Боль. Боль

Jul 06, 2024 14:20

Суббота. Лето. Без пяти одиннадцать утра. В Одессе взрывы.
И третья тревога с утра, начиная с двух часов ночи.
Пидоры. Подонки.

Я поняла, почему нет. Почему нет, и скорее всего, никогда больше нет.
По крайней мере точно нет и никогда как раньше.
Чтобы писать - надо хотеть делиться. Надо искренне хотеть делиться, разделять.

Я пишу. На своей закрытой страничке в фб, пишу истории подругам в чатиках и в семейном чате на 7 человек. Пишу что видела, узнала, и о людях. Я никак не могу не писать.

Но очень сложно заходить сюда.

Сюда можно бросить гранату и быстро уйти, одним глазком заглянув на последствия.
И уйти, пока не соберётся снова гранат. А без гранат и бронежилета здесь нечего делать.
Очень сложно.
Бросать гранаты - жрёт силы. Надо собраться, сконцентрироваться и еще успеть отбежать, чтобы тебя не посекло, техника безопасности.

Я каждый день пишу что-то в голове. Я каждый день разговариваю сама с собой, так, будто бы с ними. Но никогда не договариваю, замолкаю и ухожу.
В какой-то момент монолога становится ясно: это - говорить с психопатом. Я написала книгу про психопатов, и я вспоминаю, что не нужно с ними говорить.
Что бы ты ни сказал - психопат тебя уничтожит.
Они психопаты. Это ментальность. У них это уже ментальность, прошивка. Хтонь.

Я понимаю, как от психосоматики тошнит.

Я рассказываю в голове про восемь тревог в день; что одна тревога переходит в следующую; что света нет 10 и больше часов в день; три есть, пять нет, потому что подонки разбомбили все; я вспоминаю, как была в Тбилиси в две тысячи, кажется, восемнадцатом; и видела трубы, торчащие из домов; последствия войны; когда не было ни света, ни тепла, и грузины делали дома буржуйки и выводили трубы в стены многоквартирных домов; к ним тоже приходили пидоры. Подонки.

* * * * *

Я хочу рассказать про женщину, с которой говорила на автовокзале, мы сидели рядом в ожидании автобуса, и она рассказала: "Я прошла 37 блокпостов".
37 блокпостов, чтобы выехать из оккупации из Бердянка.

И как эта женщина из русскоязычного Бердянска говорила: "Будь ласка, не говоріть російською, кажіть українською - як можете, так і кажіть”.

Я чувствовала, как у неё болит.
Я знаю, как болит у всех нас.
Тревога кончилась. Еще одна тревога. Четвертая с ночи.
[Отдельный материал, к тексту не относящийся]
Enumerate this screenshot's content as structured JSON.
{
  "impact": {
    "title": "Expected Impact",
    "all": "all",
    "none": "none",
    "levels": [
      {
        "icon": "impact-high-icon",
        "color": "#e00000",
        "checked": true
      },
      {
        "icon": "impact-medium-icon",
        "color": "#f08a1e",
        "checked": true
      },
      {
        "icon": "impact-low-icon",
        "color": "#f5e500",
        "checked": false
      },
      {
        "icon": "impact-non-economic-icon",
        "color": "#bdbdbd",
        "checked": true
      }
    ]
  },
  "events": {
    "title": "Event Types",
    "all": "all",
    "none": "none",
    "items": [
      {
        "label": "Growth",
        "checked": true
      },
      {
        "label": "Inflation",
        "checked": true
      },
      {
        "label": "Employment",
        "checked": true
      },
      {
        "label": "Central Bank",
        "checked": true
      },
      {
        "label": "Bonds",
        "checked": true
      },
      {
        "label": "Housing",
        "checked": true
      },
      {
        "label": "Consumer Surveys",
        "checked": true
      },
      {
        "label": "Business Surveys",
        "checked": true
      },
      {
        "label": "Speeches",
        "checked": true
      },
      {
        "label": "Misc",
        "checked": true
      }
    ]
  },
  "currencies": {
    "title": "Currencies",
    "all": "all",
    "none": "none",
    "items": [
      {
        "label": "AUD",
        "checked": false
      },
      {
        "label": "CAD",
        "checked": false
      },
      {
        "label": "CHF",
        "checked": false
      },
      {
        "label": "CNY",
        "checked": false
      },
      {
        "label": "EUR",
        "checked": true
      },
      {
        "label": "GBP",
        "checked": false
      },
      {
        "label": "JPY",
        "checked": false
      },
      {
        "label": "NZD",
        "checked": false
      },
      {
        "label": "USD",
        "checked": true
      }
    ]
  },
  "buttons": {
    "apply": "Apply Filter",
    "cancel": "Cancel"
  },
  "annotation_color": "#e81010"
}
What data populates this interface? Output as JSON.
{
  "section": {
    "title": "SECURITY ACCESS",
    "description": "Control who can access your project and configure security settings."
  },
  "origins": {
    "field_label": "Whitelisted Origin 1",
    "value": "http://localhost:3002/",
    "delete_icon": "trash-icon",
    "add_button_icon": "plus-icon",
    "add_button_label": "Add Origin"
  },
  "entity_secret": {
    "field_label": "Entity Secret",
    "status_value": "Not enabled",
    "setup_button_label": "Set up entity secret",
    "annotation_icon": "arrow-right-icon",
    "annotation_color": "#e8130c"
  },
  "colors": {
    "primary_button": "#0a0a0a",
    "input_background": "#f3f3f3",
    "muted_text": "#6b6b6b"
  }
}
Я знаю, как нам повезло, что пидоры не дошли в мой город.
Но это не мешает им нас бомбить.

* * * * *

Я хочу рассказать про Таню, которая второй год живёт в Болгарии, не выключая тревог.
И говорит: "На новый год запускали салюты, а я мы не вышли, не захотели это смотреть".
В новогоднюю ночь русские бомбили Одессу. Попали в дом.

Я хочу рассказать и этот момент: мы с Таней идем гулять к морю вечером перед моим отъездом, после недели осенью 23; я приехала помочь ей с переездом из города в город, ну и проведать; это моя сестра; мы у моря, и с берега запускают салют; громко.
И я дергаюсь, приседаю на корточки и впадаю в ступор, рефлекс: звук взрыва.

Я осознаю, что это салют. Но пригнуться - это рефлекс.
Это салют. Набухают глаза, давит горло. Это всего лишь салют. Таня стоит, смотрит и молчит. Мы молчим.
Потом она говорит, что уже начала снова привыкать к этим звукам.

Еще в первые месяцы войны я читала историю про женщину из Харькова, очутившуюся во Львове. И рядом запустили салют. Она села на землю и стала плакать: испугалась.
Я читала историю тогда, и мне было непонятно.

Но тот момент, у моря в Варне, я поняла, как это происходит.
Мы ранены все. Все здесь. Мы ранены русскими бомбами.

Салюты у нас давно запрещены во всей стране. Это очень похоже на взрывы. Это очень страшно.



* * * * *

Я хочу рассказать, как первый раз плакала.
Прошло несколько недель после начала войны. Я не плакала с самого начала.
Я впала в ступор. Я затормозилась. Когда все скупали еду - я могла только наблюдать и не понимать, что происходит. Такая у меня реакция.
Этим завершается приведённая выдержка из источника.